6) Trade-offs to Call Out in Interviews

  • CDN: Long TTL improves latency/cost; short TTL improves freshness.
  • Media Processing: Pre-processing improves playback UX, but requires substantial compute/storage budget.
  • Databases: SQL gives stronger transactional guarantees; NoSQL often gives better write scaling and flexibility.
  • Caching: Higher hit rate cuts latency/cost, but stale data and invalidation bugs become primary risks.
  • Analytics: Analytics pipeline unlocks insights, but adds eventual consistency and governance overhead.

Practical Notes

  • Two-stage recommendation: candidate retrieval (from millions → thousands using approximate nearest neighbor) → ranking (ML model scores top few hundred → return top 30).
  • Feedback loop: log every user interaction (video_id, watch_duration, like, share, skip) into a streaming pipeline for near-real-time model feature updates.
  • CDN pre-warming: when a video's view velocity exceeds a threshold, proactively push it to all edge locations before it goes fully viral.

Learn the Concept

Practice Next

Reference SolutionClick to reveal

Why This Solution Works

Request path: The solution keeps ingress, service logic, and stateful dependencies separated so each layer can scale independently.

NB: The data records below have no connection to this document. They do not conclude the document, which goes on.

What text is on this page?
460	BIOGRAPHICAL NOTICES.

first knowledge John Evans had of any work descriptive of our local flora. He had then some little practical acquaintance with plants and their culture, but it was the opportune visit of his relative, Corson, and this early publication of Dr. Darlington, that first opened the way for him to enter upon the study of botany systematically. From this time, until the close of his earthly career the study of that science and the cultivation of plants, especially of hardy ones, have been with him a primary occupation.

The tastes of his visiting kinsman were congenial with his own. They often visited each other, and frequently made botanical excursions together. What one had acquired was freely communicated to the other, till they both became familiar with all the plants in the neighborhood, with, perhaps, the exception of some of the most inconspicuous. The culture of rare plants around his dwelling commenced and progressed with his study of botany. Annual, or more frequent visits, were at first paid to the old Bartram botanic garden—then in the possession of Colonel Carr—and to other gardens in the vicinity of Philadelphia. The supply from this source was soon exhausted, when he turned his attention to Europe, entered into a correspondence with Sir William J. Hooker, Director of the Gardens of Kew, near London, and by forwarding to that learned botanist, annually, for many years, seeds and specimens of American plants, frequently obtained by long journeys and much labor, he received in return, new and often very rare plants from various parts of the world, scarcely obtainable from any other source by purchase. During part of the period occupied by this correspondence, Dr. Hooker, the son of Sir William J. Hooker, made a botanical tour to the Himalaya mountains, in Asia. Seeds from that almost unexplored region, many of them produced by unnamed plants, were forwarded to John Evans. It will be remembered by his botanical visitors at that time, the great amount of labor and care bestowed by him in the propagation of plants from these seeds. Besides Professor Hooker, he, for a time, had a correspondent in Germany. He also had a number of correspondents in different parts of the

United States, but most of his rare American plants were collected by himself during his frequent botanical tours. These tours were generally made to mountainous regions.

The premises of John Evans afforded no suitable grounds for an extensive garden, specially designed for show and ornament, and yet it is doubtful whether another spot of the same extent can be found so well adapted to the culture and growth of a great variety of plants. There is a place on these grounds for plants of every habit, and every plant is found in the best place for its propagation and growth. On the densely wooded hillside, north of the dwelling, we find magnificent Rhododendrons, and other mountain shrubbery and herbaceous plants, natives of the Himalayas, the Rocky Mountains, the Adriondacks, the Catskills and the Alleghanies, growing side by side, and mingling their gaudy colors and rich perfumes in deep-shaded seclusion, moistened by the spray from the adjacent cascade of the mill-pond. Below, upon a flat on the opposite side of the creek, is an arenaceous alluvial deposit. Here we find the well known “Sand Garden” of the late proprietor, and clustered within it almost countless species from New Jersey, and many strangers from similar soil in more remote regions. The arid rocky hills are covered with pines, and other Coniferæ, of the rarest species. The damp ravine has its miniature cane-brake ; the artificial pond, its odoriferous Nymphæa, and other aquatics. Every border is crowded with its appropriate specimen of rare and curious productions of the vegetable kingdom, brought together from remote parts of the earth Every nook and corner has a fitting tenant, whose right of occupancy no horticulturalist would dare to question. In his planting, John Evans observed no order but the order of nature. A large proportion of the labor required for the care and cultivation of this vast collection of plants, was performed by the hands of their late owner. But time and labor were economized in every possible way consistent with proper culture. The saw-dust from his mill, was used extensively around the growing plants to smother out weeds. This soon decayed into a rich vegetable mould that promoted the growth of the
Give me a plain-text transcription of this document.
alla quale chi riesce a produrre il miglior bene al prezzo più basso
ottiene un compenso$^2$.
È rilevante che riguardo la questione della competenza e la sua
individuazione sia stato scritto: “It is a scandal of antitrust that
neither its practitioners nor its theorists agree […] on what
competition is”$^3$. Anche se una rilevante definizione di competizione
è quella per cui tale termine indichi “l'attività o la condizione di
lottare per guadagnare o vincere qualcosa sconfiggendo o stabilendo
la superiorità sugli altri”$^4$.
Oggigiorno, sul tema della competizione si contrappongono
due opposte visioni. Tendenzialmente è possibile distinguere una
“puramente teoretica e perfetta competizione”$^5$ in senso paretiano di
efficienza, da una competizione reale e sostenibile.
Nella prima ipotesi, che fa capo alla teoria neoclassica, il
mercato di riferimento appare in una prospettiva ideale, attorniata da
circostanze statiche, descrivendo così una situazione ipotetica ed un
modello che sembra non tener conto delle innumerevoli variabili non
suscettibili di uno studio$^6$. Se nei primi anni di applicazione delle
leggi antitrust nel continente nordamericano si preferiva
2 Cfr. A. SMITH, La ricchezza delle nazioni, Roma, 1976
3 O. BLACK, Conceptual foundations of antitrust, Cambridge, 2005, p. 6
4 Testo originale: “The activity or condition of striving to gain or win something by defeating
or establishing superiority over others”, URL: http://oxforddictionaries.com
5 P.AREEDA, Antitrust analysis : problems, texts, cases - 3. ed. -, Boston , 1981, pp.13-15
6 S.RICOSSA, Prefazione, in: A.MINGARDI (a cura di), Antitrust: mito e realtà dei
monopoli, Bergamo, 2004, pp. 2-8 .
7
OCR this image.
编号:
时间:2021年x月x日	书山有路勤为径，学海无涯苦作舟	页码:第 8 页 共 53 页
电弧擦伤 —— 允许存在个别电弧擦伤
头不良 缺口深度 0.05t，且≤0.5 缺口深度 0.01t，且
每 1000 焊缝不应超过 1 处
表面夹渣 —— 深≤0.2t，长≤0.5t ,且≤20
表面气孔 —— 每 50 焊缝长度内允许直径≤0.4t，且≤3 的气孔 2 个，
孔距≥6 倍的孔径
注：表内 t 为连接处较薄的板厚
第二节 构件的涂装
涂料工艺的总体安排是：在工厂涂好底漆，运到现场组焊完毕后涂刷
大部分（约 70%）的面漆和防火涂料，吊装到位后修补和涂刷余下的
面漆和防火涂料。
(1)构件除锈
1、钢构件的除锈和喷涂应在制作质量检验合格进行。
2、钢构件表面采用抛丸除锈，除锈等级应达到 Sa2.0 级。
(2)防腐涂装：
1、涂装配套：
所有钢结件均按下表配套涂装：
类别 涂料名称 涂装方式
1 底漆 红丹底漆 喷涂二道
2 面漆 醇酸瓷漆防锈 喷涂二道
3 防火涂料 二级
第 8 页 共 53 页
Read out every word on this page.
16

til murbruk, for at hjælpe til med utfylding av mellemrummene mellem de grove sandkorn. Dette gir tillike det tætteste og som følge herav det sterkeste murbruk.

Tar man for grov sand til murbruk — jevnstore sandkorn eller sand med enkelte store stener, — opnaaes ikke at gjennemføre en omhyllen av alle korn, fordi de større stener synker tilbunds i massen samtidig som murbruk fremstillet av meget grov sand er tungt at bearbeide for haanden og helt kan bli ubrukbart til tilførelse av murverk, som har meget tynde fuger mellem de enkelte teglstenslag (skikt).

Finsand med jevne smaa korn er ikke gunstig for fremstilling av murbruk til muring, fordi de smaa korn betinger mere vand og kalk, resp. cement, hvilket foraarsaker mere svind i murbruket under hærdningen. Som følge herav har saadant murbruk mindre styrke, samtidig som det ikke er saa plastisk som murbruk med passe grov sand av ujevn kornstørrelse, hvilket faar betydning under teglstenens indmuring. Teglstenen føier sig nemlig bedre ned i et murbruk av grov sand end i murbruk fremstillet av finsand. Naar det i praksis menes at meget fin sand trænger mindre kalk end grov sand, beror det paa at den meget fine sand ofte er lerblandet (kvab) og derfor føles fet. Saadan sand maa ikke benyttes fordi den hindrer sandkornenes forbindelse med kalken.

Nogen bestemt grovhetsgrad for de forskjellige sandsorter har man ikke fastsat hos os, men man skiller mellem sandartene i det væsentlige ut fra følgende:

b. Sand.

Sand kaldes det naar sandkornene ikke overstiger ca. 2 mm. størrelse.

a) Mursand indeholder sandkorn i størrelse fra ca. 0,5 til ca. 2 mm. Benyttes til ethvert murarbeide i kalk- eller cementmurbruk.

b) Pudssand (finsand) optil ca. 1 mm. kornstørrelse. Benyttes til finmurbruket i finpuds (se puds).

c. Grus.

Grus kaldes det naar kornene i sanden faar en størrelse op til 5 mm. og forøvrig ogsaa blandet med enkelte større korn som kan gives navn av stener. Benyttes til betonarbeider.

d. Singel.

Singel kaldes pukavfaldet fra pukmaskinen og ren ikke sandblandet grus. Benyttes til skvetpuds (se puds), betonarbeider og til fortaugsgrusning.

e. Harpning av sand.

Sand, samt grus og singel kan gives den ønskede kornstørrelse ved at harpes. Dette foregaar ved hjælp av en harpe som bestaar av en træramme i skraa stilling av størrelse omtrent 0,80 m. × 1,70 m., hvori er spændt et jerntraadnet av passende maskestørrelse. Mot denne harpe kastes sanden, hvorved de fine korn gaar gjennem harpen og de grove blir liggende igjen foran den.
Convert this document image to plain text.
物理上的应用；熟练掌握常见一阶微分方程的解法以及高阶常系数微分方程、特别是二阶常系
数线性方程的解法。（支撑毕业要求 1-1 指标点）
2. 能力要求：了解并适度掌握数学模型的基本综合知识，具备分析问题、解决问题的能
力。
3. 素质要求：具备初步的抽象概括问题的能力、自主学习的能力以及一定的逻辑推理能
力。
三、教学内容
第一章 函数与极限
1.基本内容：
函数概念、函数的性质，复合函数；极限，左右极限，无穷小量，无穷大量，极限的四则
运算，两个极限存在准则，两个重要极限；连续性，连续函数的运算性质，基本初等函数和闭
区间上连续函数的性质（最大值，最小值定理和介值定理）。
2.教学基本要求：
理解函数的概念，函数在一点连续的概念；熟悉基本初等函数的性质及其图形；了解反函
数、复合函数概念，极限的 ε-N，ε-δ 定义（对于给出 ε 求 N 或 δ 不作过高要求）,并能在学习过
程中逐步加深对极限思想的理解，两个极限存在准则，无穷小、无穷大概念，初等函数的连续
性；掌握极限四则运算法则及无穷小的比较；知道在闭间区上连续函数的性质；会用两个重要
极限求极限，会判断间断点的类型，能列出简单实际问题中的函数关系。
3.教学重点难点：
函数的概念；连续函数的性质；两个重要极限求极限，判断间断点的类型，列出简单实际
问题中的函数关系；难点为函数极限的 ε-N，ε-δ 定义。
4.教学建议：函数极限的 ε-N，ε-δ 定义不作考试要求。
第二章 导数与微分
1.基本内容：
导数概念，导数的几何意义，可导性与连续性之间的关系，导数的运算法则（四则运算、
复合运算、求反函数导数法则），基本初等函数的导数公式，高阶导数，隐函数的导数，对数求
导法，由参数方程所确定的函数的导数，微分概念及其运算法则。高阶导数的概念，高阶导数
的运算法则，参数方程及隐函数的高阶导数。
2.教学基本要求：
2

Reference flow: Mobile Clients -> DNS -> CDN Edge -> Load Balancer -> Core Service -> Primary NoSQL DB -> Redis Cache -> Event Bus

Design strengths

  • Cache sits on the read path to absorb repeated queries and keep DB pressure stable.
  • Async queue/event bus isolates bursty workloads and supports retries without blocking synchronous requests.
  • Media processing is handled by background workers so user-facing latency stays low.
  • Analytics pipeline is separated from OLTP path to avoid reporting workloads impacting transactions.

Interview defense

  • This design makes bottlenecks explicit (ingress, core compute, persistence, async workers).
  • It supports progressive scaling without re-architecting the core request path.
  • It keeps correctness-sensitive state changes in durable systems while offloading background work asynchronously.